As part of its 100 Women season, the BBC launched an online campaign to map global street harassment over one weekend in December.
Women from more than 43 cities in 29 countries reported their experiences of verbal and physical abuse via Twitter, Instagram, Facebook and email.
Whether in nightclubs, out shopping, in buses and taxis, or while running, walking or even swimming, many women found inappropriate male attention inescapable.
The problem extends beyond one weekend, and sadly many will not have spoken out. But over just three days the BBC received reports of harassment from places as far afield as Irbil and Istanbul, Belfast and Barbados, giving a glimpse of the scale of harassment.
This animated video, above, gives a snapshot of the posts we received as part of the campaign.
'I couldn't even protest'
The reports covered a range of experiences from taunts about physical appearance to physical assault.
One woman was called a "slut" and another in Bogota, Colombia, saw a man masturbating while he commented on her breasts. A woman in Edinburgh said she was bruised and grazed after being assaulted by a drunk man.
A woman from Tehran recounted an experience on public transport.
"I was travelling in a women's section of a bus," she said. "The bus was full and I was standing by the barrier.
"A man in the men's section stood facing towards the women's section. From the moment I got in the bus, he molested me. I couldn't move and I couldn't even protest, because I was ashamed of other people."
According to research by Cornell University and street harassment campaign HollaBack! 84% of women around the world have experienced street harassment by the time they are 17 years old.

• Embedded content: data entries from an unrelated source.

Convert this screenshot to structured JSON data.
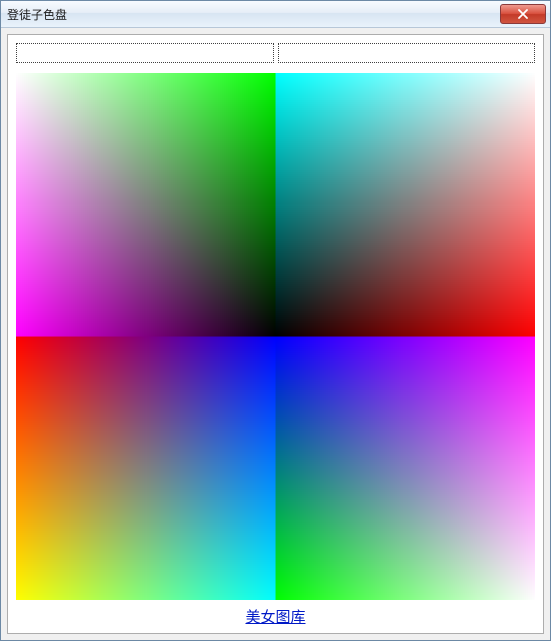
{
  "window": {
    "title": "登徒子色盘"
  },
  "inputs": {
    "left_value": "",
    "right_value": ""
  },
  "link": {
    "label": "美女图库"
  },
  "palette": {
    "quadrants": {
      "top_left": {
        "type": "rgb_cube_face",
        "fixed": "B=0",
        "x_axis": "G 0→255",
        "y_axis": "R 255→0",
        "corners": {
          "tl": "#FFFFFF",
          "tr": "#00FF00",
          "bl": "#FF00FF",
          "br": "#000000"
        }
      },
      "top_right": {
        "type": "rgb_cube_face",
        "fixed": "G=255",
        "x_axis": "B 255→0",
        "y_axis": "R 0→255",
        "corners": {
          "tl": "#00FFFF",
          "tr": "#FFFFFF",
          "bl": "#000000",
          "br": "#FF0000"
        }
      },
      "bottom_left": {
        "type": "rgb_cube_face",
        "fixed": "G=0",
        "x_axis": "B 0→255",
        "y_axis": "R 255→0",
        "corners": {
          "tl": "#FF0000",
          "tr": "#0000FF",
          "bl": "#FFFF00",
          "br": "#00FFFF"
        }
      },
      "bottom_right": {
        "type": "rgb_cube_face",
        "fixed": "B=255",
        "x_axis": "G 255→0",
        "y_axis": "R 0→255",
        "corners": {
          "tl": "#0000FF",
          "tr": "#FF00FF",
          "bl": "#00FF00",
          "br": "#FFFFFF"
        }
      }
    }
  }
}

The 2014 survey of 16,600 women in 42 cities worldwide also found that over 50% of women reported having been fondled or groped.
It is a problem that shows no sign of easing. In fact, thanks to the spread of the internet and the rise of social media, harassment is more real than ever.
According to Sian Lewis, a sexual harassment researcher at the University of Loughborough, in the UK, women are often reluctant to report cases for fear that they will not be taken seriously.
When the BBC posted the campaign on Facebook, one user wrote: "I only want to take part if good-looking women are going, where do I go to harass them?" Others said that commenting on a woman's appearance was a compliment.
Lewis researches harassment of women on the London Underground transport network and says that men and women can perceive harassment very differently. "When it happens constantly, it builds up over time and it can make women very fearful," she says.
But some women are challenging harassment.
In the Caribbean hundreds of women are tweeting their experiences of harassment with the hashtag #lifeinleggings, launched in November.
Allyson Benn, a 32-year old blogger and former adult entertainer, started the campaign in Barbados after a friend was forced to change her route to work to avoid street harassment.
Benn says that as an exotic dancer she was used to male attention but catcalling and unwanted advances are different. "As an entertainer I was protected, I chose who I wanted to dance for. But as a woman on the street, I'm meat," she says.
"The reason [the campaign] has garnered so intense a response is because women are tired, from the meek to the maverick, and social media is giving us a different type of defence," Benn adds.
In 2014 a lawyer in the US city of Minneapolis named Lindsey started handing out printed messages called 'Cards Against Harassment' to men who provoked her.
The messages range from light-hearted, to serious or sarcastic.
Lindsey, now 30, says that some men think the card has her phone number, only to later read the message.
Other recipients said that the card made them realise that harassment makes many women uncomfortable.
There is a risk that men will take offence, but Lindsey says "the cards make me feel better walking through the city".
"I don't get home feeling ashamed or embarrassed, I feel like I did something," she says.